Across The Counter
Reprinted from February 1991
Translations for the Jewelry Trade
Customer: Isn’t this a lovely ring? It was my grandmother’s. At least 60 years old. You’ll notice the 18K gold mounting and genuine ruby. I’ll bet you don’t see very many like this one!
Jeweler: Ah, yes, it is very lovely isn’t it? There are even some spherical bubbles inside that would seem to indicate man’s scientific ingenuity, and it sure is pretty. Here take it with you.
Translation: Glass. 10K gold mounting.
Customer: I paid you to repair this watch only last week. Now it stopped dead. What kind of work do you do here anyway?
Jeweler: Just a moment, please. Let me check the record.
Translation: Customer paid for a new watchband and had a new battery installed.
Customer: I have Aunt Hattie’s old watch here. It is very valuable so I wouldn’t trust it with just anyone. I brought it clear across town for you to look at because I know you’re honest and wouldn’t steal the jewels.
Jeweler: That’s very nice of you to say, and this certainly is a beautiful old timepiece. Haven’t seen one exactly like this before. Unfortunately, though we simply cannot get parts to fit those valuable old antiques. I’m sorry. Why not display it in a treasure dome so you can continue to enjoy it?
Translation: Rolled gold plate & jewels.
Customer: I want you to see my diamond I got at a Seedy Discount Store. It’s blue white and perfect! And I’m so-o-o happy with my purchase. Didn’t I get a fantastic buy?
Jeweler: Wow! Now that’s really a ring.
Translation: Coal mine.
Customer: I’ve just returned from the Orient where I picked up some lovely jewels for practically nothing. Let me show you my genuine Persian turquoise ring and Imperial jade ring.
Jeweler: How lucky can you get? These are very interesting. You sure can’t buy anything like that in most independent jewelry stores.
Translation: Dyed turquoise matrix, aventurine quartz.
Customer: The diamond I purchased here just ‘fell out’. I didn’t do nothing. It just fell out.
Jeweler: Then let me look at it, please, to see what damage has been done.
Translation: One prong missing. Two prongs bent. Diamond gone.
Customer: Just put it back together and I’ll get my uncle to fix it. He is an expert watchmaker and never charges me for anything.
Jeweler: (forcing a smile) If your uncle can’t get around to it, bring it back we will be happy to serve you.
Translation: ‘Unk’ started a correspondence course in watch repair back in 1949, and quit when the lessons got too difficult.
Customer: I can get it from my brother-in-law. He’s in the retail jewelry business and therefore buys wholesale. He sells to me for the same price jewelers have to pay, so why should I pay you more?
Jeweler: Since you are already another jeweler’s regular customer and both you and he are completely satisfied. I’m sure he will appreciate your business.

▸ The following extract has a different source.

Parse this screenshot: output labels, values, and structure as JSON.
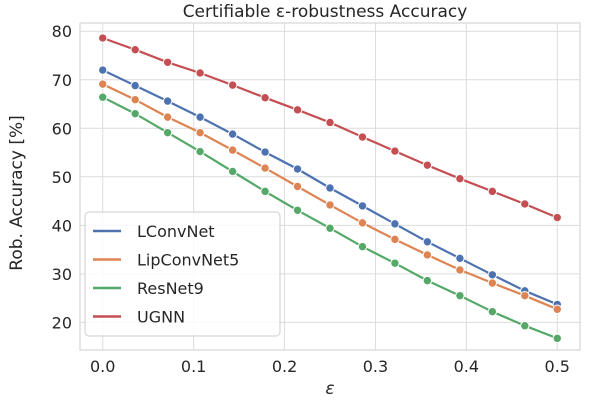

Translation: The brother-in-law is in the dry goods business and there are certain wholesale jewelers who will sell to him. However, the two families haven’t spoken to each other for 15 years.
Customer: I know a great deal about diamonds. I’ve been studying up so I can buy with confidence in my own technical knowledge.
Jeweler: Then I’m sure you recognize the superior cut and clarity of this magnificent diamond and realize the extraordinary value we are offering you.
Translation: Customer watched a “Mr. Wizard” TV show about prisms about 3 months ago. Now he’s a diamond expert.
Customer: Would you be kind enough to install this watchband? My husband picked it up someplace – maybe here.
Jeweler: We will be delighted to lady, and the charge is only a dollar.
Translation: I’m absolutely overjoyed to install your discount store watchband that you purchased across the street 20 minutes ago.
Customer: Can’t understand it. Last time this was worn, it ran fine. I put it on yesterday, though, and now it won’t run at all.
Jeweler: These things are mysterious, aren’t they? But it does need some cleaning and adjusting now and we will be happy to restore it to good working order.
Translation: It was last worn by the customer’s deceased grandmother who died 29 years ago. The inside is a mess.
Customer: I’d like to wear a wristwatch. Really I would. But I just have so-o-o much body magnetism I can set off blasting caps if I don’t control it.
Jeweler: Yes, ma’am. Anyone can tell from your bright personality that you have tremendous personal magnetism. May I interest you in one of these new solid-state models? There’s nothing about these beautiful watches that can possibly be affected by body magnetism, and a lovely lady like you deserves a fine wristwatch.
Translation: Vain old biddy. With a face like her’s, she could stop a clock at 20 paces.
Customer: I’ll have to ask my husband before I have it fixed. He always makes the decisions about things like that.
Jeweler: I understand perfectly. And may I say that I truly do admire you for trusting your husband’s fine judgment. Please explain to him the recommendations I’ve made regarding repair, and should he decide your fine watch needs attention, bring it back to me for I will certainly be glad to see you again. Thank you.
Translation: Wonder what they’ll tell her when she takes it down the street to the discount store?